The need for improvement of data clustering methods demanded more interactive options with domain experts, which led to the development of algorithms, coined as constrained clustering. These algorithms use domain knowledge in the form of positive must-link and negative cannot-link constraints to improve the quality of detected groups. One of the most overlooked issues in this filed is the effectiveness of constraint elicitation. While the process of constraint elicitation can be a tedious task it can have a significant impact on the quality of clustering.
In this thesis we designed and developed a method named Argument-based k-means (AB k-means), which is designed for a more efficient clustering and is based on the paradigm of argument-based machine learning (ABML).
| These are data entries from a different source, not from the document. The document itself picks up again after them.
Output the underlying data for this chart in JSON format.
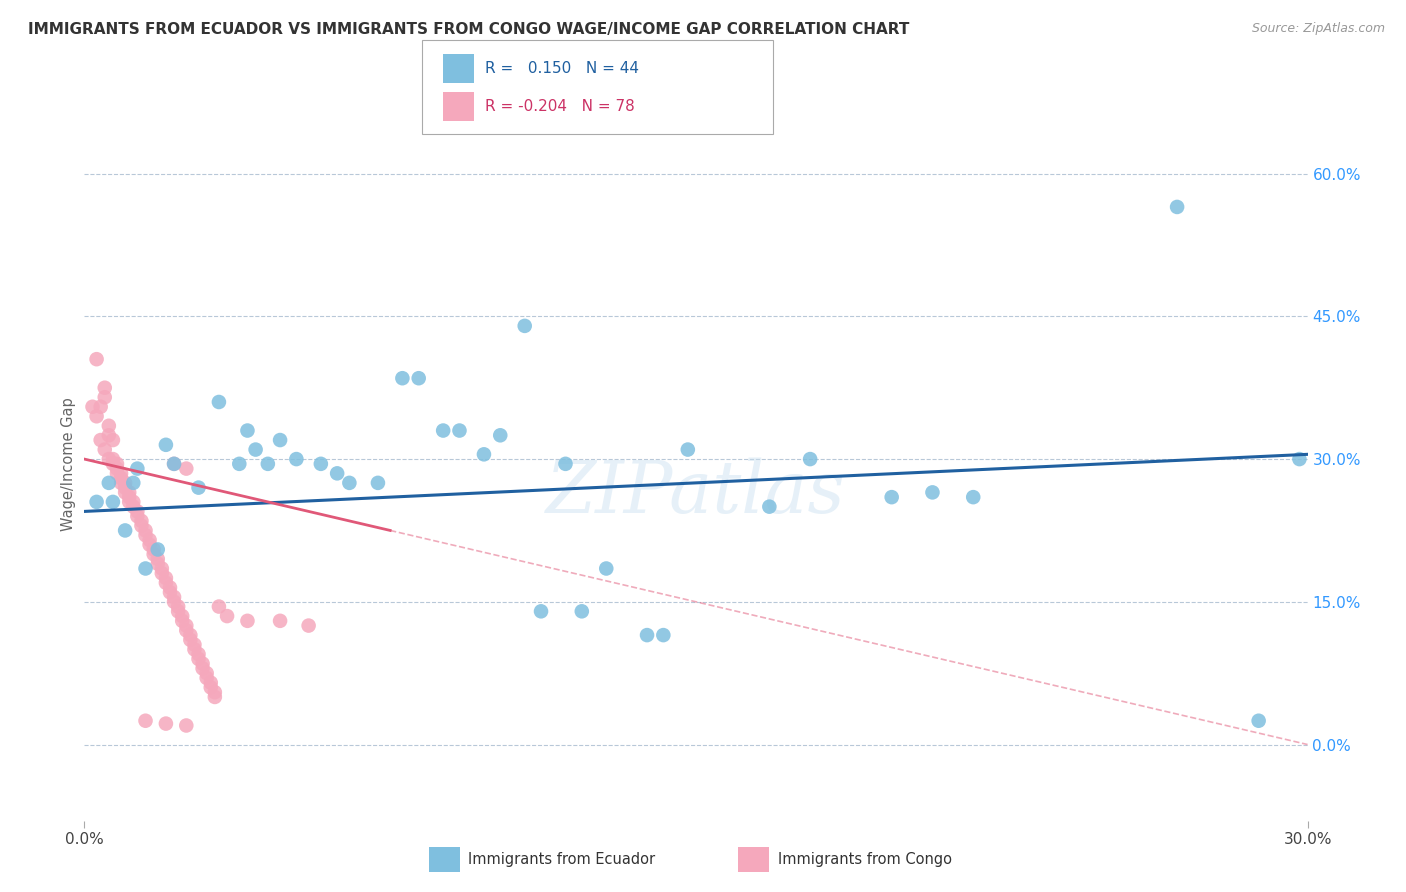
{
  "title": "IMMIGRANTS FROM ECUADOR VS IMMIGRANTS FROM CONGO WAGE/INCOME GAP CORRELATION CHART",
  "source": "Source: ZipAtlas.com",
  "ylabel": "Wage/Income Gap",
  "ytick_labels": [
    "60.0%",
    "45.0%",
    "30.0%",
    "15.0%",
    "0.0%"
  ],
  "ytick_values": [
    0.6,
    0.45,
    0.3,
    0.15,
    0.0
  ],
  "xlim": [
    0.0,
    0.3
  ],
  "ylim": [
    -0.08,
    0.67
  ],
  "ecuador_color": "#7fbfdf",
  "congo_color": "#f5a8bc",
  "ecuador_line_color": "#2060a0",
  "congo_line_color": "#e05878",
  "ecuador_scatter": [
    [
      0.003,
      0.255
    ],
    [
      0.006,
      0.275
    ],
    [
      0.007,
      0.255
    ],
    [
      0.01,
      0.225
    ],
    [
      0.012,
      0.275
    ],
    [
      0.013,
      0.29
    ],
    [
      0.015,
      0.185
    ],
    [
      0.018,
      0.205
    ],
    [
      0.02,
      0.315
    ],
    [
      0.022,
      0.295
    ],
    [
      0.028,
      0.27
    ],
    [
      0.033,
      0.36
    ],
    [
      0.038,
      0.295
    ],
    [
      0.04,
      0.33
    ],
    [
      0.042,
      0.31
    ],
    [
      0.045,
      0.295
    ],
    [
      0.048,
      0.32
    ],
    [
      0.052,
      0.3
    ],
    [
      0.058,
      0.295
    ],
    [
      0.062,
      0.285
    ],
    [
      0.065,
      0.275
    ],
    [
      0.072,
      0.275
    ],
    [
      0.078,
      0.385
    ],
    [
      0.082,
      0.385
    ],
    [
      0.088,
      0.33
    ],
    [
      0.092,
      0.33
    ],
    [
      0.098,
      0.305
    ],
    [
      0.102,
      0.325
    ],
    [
      0.108,
      0.44
    ],
    [
      0.112,
      0.14
    ],
    [
      0.118,
      0.295
    ],
    [
      0.122,
      0.14
    ],
    [
      0.128,
      0.185
    ],
    [
      0.138,
      0.115
    ],
    [
      0.142,
      0.115
    ],
    [
      0.148,
      0.31
    ],
    [
      0.168,
      0.25
    ],
    [
      0.178,
      0.3
    ],
    [
      0.198,
      0.26
    ],
    [
      0.208,
      0.265
    ],
    [
      0.218,
      0.26
    ],
    [
      0.268,
      0.565
    ],
    [
      0.288,
      0.025
    ],
    [
      0.298,
      0.3
    ]
  ],
  "congo_scatter": [
    [
      0.003,
      0.405
    ],
    [
      0.004,
      0.355
    ],
    [
      0.005,
      0.365
    ],
    [
      0.005,
      0.375
    ],
    [
      0.006,
      0.325
    ],
    [
      0.006,
      0.335
    ],
    [
      0.007,
      0.32
    ],
    [
      0.007,
      0.3
    ],
    [
      0.008,
      0.295
    ],
    [
      0.008,
      0.29
    ],
    [
      0.009,
      0.285
    ],
    [
      0.009,
      0.28
    ],
    [
      0.01,
      0.275
    ],
    [
      0.01,
      0.27
    ],
    [
      0.011,
      0.265
    ],
    [
      0.011,
      0.26
    ],
    [
      0.012,
      0.255
    ],
    [
      0.012,
      0.25
    ],
    [
      0.013,
      0.245
    ],
    [
      0.013,
      0.24
    ],
    [
      0.014,
      0.235
    ],
    [
      0.014,
      0.23
    ],
    [
      0.015,
      0.225
    ],
    [
      0.015,
      0.22
    ],
    [
      0.016,
      0.215
    ],
    [
      0.016,
      0.21
    ],
    [
      0.017,
      0.205
    ],
    [
      0.017,
      0.2
    ],
    [
      0.018,
      0.195
    ],
    [
      0.018,
      0.19
    ],
    [
      0.019,
      0.185
    ],
    [
      0.019,
      0.18
    ],
    [
      0.02,
      0.175
    ],
    [
      0.02,
      0.17
    ],
    [
      0.021,
      0.165
    ],
    [
      0.021,
      0.16
    ],
    [
      0.022,
      0.155
    ],
    [
      0.022,
      0.15
    ],
    [
      0.023,
      0.145
    ],
    [
      0.023,
      0.14
    ],
    [
      0.024,
      0.135
    ],
    [
      0.024,
      0.13
    ],
    [
      0.025,
      0.125
    ],
    [
      0.025,
      0.12
    ],
    [
      0.026,
      0.115
    ],
    [
      0.026,
      0.11
    ],
    [
      0.027,
      0.105
    ],
    [
      0.027,
      0.1
    ],
    [
      0.028,
      0.095
    ],
    [
      0.028,
      0.09
    ],
    [
      0.029,
      0.085
    ],
    [
      0.029,
      0.08
    ],
    [
      0.03,
      0.075
    ],
    [
      0.03,
      0.07
    ],
    [
      0.031,
      0.065
    ],
    [
      0.031,
      0.06
    ],
    [
      0.032,
      0.055
    ],
    [
      0.032,
      0.05
    ],
    [
      0.033,
      0.145
    ],
    [
      0.035,
      0.135
    ],
    [
      0.04,
      0.13
    ],
    [
      0.048,
      0.13
    ],
    [
      0.055,
      0.125
    ],
    [
      0.015,
      0.025
    ],
    [
      0.02,
      0.022
    ],
    [
      0.025,
      0.02
    ],
    [
      0.022,
      0.295
    ],
    [
      0.025,
      0.29
    ],
    [
      0.002,
      0.355
    ],
    [
      0.003,
      0.345
    ],
    [
      0.004,
      0.32
    ],
    [
      0.005,
      0.31
    ],
    [
      0.006,
      0.3
    ],
    [
      0.007,
      0.295
    ],
    [
      0.008,
      0.285
    ],
    [
      0.009,
      0.275
    ],
    [
      0.01,
      0.265
    ],
    [
      0.011,
      0.255
    ]
  ],
  "watermark": "ZIPatlas",
  "background_color": "#ffffff",
  "grid_color": "#b8c8d8"
}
The knowledge refinement loop enables the domain expert to articulate his domain knowledge by argumenting automatically chosen problematic cases, while the method with the help of counter examples highlights any shortcomings in the expert’s arguments. We adapted the knowledge refinement loop to the needs of clustering by exposing badly and well clustered cases when eliciting constraints, which are crucial for the improvement of clustering. At the same time the obtained constraints lead to clusters that are consistent with the knowledge of the expert in their chosen domain.
For an easier use of the new method we have also developed an interactive application. The effectiveness of our approach was empirically tested on three different experimental domains and compared favourably with an ordinary algorithm for constrained clustering.
|